By 2014, though, things had changed.
"If the manager says he doesn't believe in me for next season I don't care,” he said , having fallen out of favour as results under Pardew tailed off.
“I want to stay because I'll show him I can play here but if the president wants to sell me I have to go."
A loan move to Hull City followed, with Ben Arfa used sparingly as the Tigers went down under Steve Bruce, and that meant it was time to give Ligue 1 another shot.
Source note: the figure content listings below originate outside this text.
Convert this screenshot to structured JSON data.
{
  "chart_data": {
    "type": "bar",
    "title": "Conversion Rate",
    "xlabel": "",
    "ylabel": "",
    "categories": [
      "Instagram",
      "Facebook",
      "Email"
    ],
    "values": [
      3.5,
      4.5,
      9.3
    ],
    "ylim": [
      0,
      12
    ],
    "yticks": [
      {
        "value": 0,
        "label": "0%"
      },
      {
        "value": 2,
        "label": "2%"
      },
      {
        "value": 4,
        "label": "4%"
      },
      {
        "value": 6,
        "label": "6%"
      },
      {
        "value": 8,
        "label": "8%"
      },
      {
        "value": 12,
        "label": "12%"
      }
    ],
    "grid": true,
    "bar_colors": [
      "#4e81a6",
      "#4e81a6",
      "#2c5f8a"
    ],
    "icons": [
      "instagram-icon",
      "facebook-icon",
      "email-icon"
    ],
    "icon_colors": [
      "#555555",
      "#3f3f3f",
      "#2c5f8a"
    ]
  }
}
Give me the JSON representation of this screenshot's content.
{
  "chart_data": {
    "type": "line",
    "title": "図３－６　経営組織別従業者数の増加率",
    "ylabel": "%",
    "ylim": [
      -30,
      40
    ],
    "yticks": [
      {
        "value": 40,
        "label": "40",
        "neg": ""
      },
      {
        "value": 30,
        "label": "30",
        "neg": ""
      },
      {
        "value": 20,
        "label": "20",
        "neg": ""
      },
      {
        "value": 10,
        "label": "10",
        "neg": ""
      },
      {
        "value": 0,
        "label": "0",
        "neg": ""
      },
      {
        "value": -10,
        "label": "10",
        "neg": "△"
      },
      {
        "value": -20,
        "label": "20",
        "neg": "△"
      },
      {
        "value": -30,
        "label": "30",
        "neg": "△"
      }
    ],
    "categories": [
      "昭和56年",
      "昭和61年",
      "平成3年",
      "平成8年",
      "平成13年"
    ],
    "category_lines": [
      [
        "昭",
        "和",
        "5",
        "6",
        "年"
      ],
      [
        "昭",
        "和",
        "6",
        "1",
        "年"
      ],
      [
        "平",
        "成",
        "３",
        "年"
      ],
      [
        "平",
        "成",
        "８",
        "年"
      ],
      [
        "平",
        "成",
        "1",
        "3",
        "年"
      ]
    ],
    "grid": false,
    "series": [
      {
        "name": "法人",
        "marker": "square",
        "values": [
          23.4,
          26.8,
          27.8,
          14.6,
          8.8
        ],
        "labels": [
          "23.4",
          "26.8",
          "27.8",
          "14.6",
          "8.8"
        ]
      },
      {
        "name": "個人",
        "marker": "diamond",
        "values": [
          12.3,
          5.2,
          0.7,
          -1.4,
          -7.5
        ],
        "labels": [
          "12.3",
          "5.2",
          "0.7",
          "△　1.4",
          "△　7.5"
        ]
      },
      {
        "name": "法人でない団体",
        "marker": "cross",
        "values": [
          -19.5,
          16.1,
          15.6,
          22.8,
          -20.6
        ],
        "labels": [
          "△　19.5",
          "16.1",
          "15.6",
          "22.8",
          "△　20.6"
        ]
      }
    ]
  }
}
This time around, though, he produced arguably the best season of his career.
Sometimes it’s impossible to predict which managers will get the best out of certain players - especially in Ben Arfa’s case, where often those who saw him at his best also saw him at his worst - but Nice manager Claude Puel acted as the Hatem-whisperer for 12 glorious months.
"My relationship with Claude Puel is like that of a father and son, in the sense that he wants to accompany me and wants me to progress,” said Ben Arfa , who was 28 when he moved to the French Riviera, but still felt like a young man.
"And it works because his message seems to be getting through. I'm very happy to have met Claude Puel, he has helped my career get back on the right track so I'm really very happy and grateful.”
Ben Arfa ended the 2015-16 season with 17 goals in Ligue 1, helping Nice come within two points of Champions League football; only three players found the net more in Ligue 1 that season.
A France recall followed, with a 90-minute run-out in a friendly against England, but he fell just short of a spot in the Euro 2016 squad after West Ham's Dimitri Payet got the nod instead.
Still, the form at Nice caught the attention of big-spending Paris Saint-Germain. But if Puel was the perfect manager for him, though, Unai Emery was the exact opposite.
France Football reported that the bad blood between the pair came to a head after PSG threw away a 4-0 first-leg lead to lose to Barcelona in the 2016-17 Champions League, with Ben Arfa reportedly telling the manager he would never pass the quarter-finals of the competition “even with the best team in the world”.
Ben Arfa was an unused substitute for the 6-1 loss at Camp Nou, and a late appearance from the bench in Ligue 1 four days later would end up being his last game for the club.
In April 2018, still on PSG’s books but no closer to another appearance, he celebrated a year out of the side by buying a cake and lighting a single candle - the behaviour of a player who, for all his talent, knew he no longer had to worry about his manager’s opinions.
Since leaving Paris in 2018, Ben Arfa has had ups and downs in France and Spain, famously laughing at old foe Emery while playing against the Spaniard’s Arsenal side for Rennes but also suffering a couple of false starts with Valladolid and Bordeaux.
After being linked with a move to his father’s homeland Tunisia over the summer, the veteran was instead handed a Champions League chance with Lille, joining the Ligue 1 side in January and coming off the bench in their last-16 defeat against Chelsea.
If the latest short-term deal doesn’t lead to anything more, we’re left with the question of how people will look back on Hatem Ben Arfa’s career.
At his best, he had few equals, but plenty will consider him a wasted talent in a way they might not if all we had in front of us was the highlight reel.
That’s not how Puel saw him, though, and we’ll give the last word to the manager who arguably unlocked the version of Ben Arfa we hoped we’d see for much longer.
“I met a calm person, who loved football,” Puel said in 2020 .
“He followed other games, he had ideas about the game. I found him to be a peaceful person, contrary to the image people are given about him: unmanageable, hostile.
“I didn’t see somebody who was messed up, that’s the most important thing.”